Titled the Japan Issei Project — issei being a Japanese term for first-generation immigrants — the project will identify 20 student researchers through an application and review process to research and write on a Japanese-CHamoru family of their choosing. Research will be conducted by consulting elders in the family, documentary materials, and the UOG Micronesian Area Research Center.
In the early part of the 20th century, many Japanese men came to Guam to start new lives. Most became Catholic, married CHamoru women, and worked in different kinds of jobs or started businesses. Many of their offspring became political, educational, and business leaders, and their family names remain prominent and recognizable in Guam society today, including Okada, Tanaka, Shinohara, Shimizu, Ishizaki, and Sayama.
“They were widely respected for their work ethic and their ability to become immersed in the cultural life of the CHamoru people while contributing to the growth of the island,” the project description states. “The stories of these men and their families provide the background for some of the most interesting turns of history in Guam. […] most of the stories were about survival and triumph in the most difficult circumstances as families struggled to live through the occupation and its aftermath.”

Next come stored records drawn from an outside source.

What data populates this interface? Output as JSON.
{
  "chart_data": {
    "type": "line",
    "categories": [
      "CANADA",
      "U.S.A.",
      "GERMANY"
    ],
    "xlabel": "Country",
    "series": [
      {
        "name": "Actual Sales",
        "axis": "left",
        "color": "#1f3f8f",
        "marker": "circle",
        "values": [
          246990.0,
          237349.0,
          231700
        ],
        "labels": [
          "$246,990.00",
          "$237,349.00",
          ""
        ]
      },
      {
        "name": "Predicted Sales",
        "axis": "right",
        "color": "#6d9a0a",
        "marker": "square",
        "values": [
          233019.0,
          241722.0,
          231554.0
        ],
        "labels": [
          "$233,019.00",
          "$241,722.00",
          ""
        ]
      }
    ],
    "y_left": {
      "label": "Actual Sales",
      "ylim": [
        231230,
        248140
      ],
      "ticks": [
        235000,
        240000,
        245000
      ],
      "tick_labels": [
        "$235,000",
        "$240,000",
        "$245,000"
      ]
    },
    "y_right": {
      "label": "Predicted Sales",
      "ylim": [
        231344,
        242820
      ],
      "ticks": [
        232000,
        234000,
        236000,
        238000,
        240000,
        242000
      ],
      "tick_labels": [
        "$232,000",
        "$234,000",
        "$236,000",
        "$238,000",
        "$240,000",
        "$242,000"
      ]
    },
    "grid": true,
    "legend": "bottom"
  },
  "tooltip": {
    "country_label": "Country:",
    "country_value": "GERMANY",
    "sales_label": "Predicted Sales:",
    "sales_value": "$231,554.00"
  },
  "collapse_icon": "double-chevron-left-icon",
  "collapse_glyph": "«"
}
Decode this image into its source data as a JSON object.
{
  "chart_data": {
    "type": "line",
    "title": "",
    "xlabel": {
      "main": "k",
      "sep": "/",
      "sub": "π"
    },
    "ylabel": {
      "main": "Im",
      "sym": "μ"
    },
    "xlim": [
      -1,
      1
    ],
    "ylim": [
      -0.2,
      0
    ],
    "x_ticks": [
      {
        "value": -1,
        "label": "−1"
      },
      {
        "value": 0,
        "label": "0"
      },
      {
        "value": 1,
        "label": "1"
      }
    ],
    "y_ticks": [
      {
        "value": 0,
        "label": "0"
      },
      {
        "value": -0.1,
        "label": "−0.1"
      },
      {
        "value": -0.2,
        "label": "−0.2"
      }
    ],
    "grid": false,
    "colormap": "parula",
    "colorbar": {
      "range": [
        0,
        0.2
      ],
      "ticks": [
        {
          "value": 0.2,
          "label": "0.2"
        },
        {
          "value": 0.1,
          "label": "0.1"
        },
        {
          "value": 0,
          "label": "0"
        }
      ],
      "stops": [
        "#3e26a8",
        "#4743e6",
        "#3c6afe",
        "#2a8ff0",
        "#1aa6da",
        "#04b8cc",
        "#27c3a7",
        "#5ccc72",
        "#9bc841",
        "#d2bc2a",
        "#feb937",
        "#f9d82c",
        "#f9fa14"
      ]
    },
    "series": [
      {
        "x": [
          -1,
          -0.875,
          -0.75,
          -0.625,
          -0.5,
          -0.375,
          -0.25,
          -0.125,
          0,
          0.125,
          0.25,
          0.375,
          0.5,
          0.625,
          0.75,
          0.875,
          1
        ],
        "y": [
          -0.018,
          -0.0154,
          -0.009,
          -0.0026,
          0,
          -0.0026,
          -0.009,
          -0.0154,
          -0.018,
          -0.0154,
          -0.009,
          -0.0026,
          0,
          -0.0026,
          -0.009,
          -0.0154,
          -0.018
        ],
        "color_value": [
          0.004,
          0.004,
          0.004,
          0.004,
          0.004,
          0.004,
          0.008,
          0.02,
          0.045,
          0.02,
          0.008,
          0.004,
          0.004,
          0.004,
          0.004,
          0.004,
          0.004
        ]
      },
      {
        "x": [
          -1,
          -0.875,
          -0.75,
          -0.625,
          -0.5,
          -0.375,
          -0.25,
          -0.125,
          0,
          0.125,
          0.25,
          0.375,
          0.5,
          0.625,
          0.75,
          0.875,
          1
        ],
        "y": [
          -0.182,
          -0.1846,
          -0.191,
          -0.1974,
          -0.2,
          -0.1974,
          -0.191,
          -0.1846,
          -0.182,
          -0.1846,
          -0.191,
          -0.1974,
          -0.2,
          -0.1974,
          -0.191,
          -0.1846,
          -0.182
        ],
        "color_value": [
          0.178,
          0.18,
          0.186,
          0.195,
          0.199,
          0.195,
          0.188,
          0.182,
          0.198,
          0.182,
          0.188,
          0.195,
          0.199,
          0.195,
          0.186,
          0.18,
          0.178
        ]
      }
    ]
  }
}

The research of each family will include details of the original Japanese immigrant to Guam, their place of origin in Japan, and reason for coming to Guam; the names of their spouse, children, and grandchildren; their work and experience in Guam before and during the war; their post-World War II experience; and their family’s legacy and contributions to the society of Guam.
Underwood will lead the project with assistance from UOG Associate Professor of History Michael Clement and Asako Takagi Araw, vice president of Takagi and Associates.
Students attending the University of Guam, Guam Community College, or any other post-secondary institution are encouraged to apply to research and write a family’s history for this project, in particular students who are descendants of or otherwise connected to Japanese-CHamoru families and those who have demonstrated research skills. Students will receive $750 for their completed work.